“Seninle kazandıklarımı kâr saydım önce, lakin yanılmışım. Hayat kazanımları dört işlemle ifade edilemiyormuş ne yazık ki. Şimdi kazancım kaybettiklerim oluyor. İçli, dokunaklı şarkılar dinliyorum artık. Öfkemi harlıyorum seni affetmeyeyim diye.
Artık, yüreğimin soğumasına izin vermiyorum! Küskünlüğüm de kırgınlığım da edebi olsun istiyorum. Sokaklara çıkıyor, bakışlara, söylentilere, eleştirilere aldırış etmeden bir başına yürüyorum. Yürüyorum lakin hedefi olmayan bu yollar sana çıkmasın istiyorum. Karşılaşmayayım diye en kuytu, en tenha yerlerinden geçiyorum hayatın. Yüzünde gözümün dokunduğu yerler acıtıyor içimi.”
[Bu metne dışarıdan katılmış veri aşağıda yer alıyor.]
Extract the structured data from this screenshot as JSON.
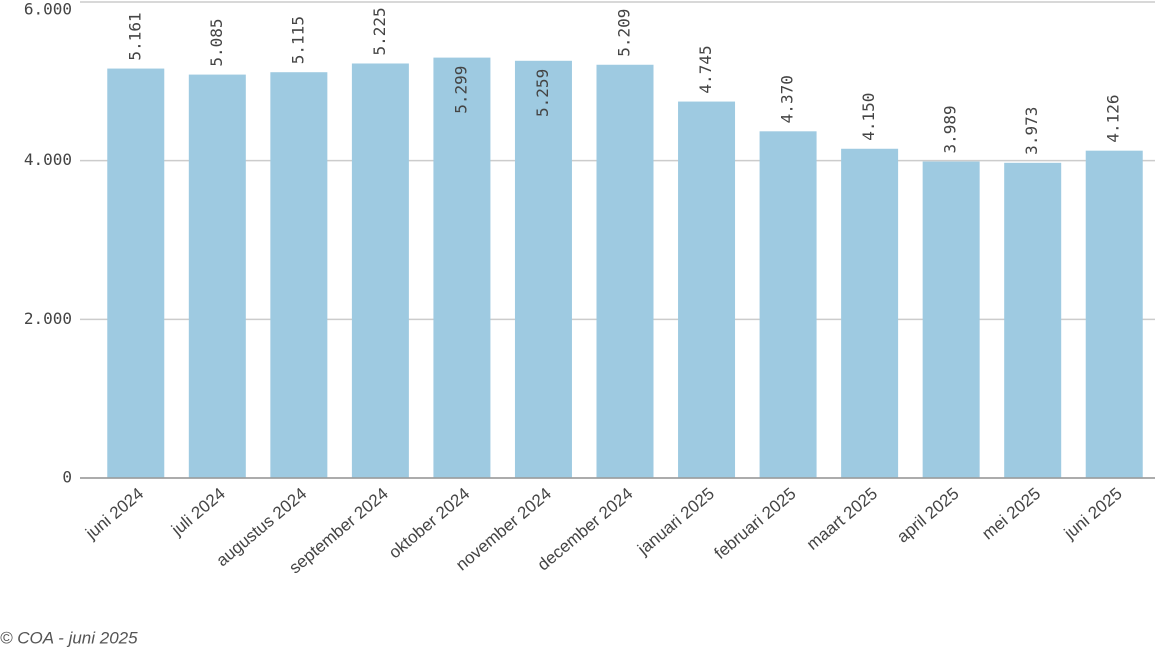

Romanda Çapanlı sülalesinin torunları ile bitişik köy olan Çamlıköy Karakoluna atanan bir astsubayın yaşadığı olaylar konu edilmektedir.
Ayşe’nin karakol komutanına karşı nefreti nasıl çözüme kavuşacak? Erdem’in içinde yeşeren umutlar Şimal’e ulaşmak için yeterli olacak mı? Canan Öğretmen yaşadığı pişmanlıklardan gerekli dersi çıkartabilecek mi? Şule’de yer eden düşmansı duygular Ömer’e nasıl tesir edecek? Neriman yaşadığı ihaneti affedebilecek mi?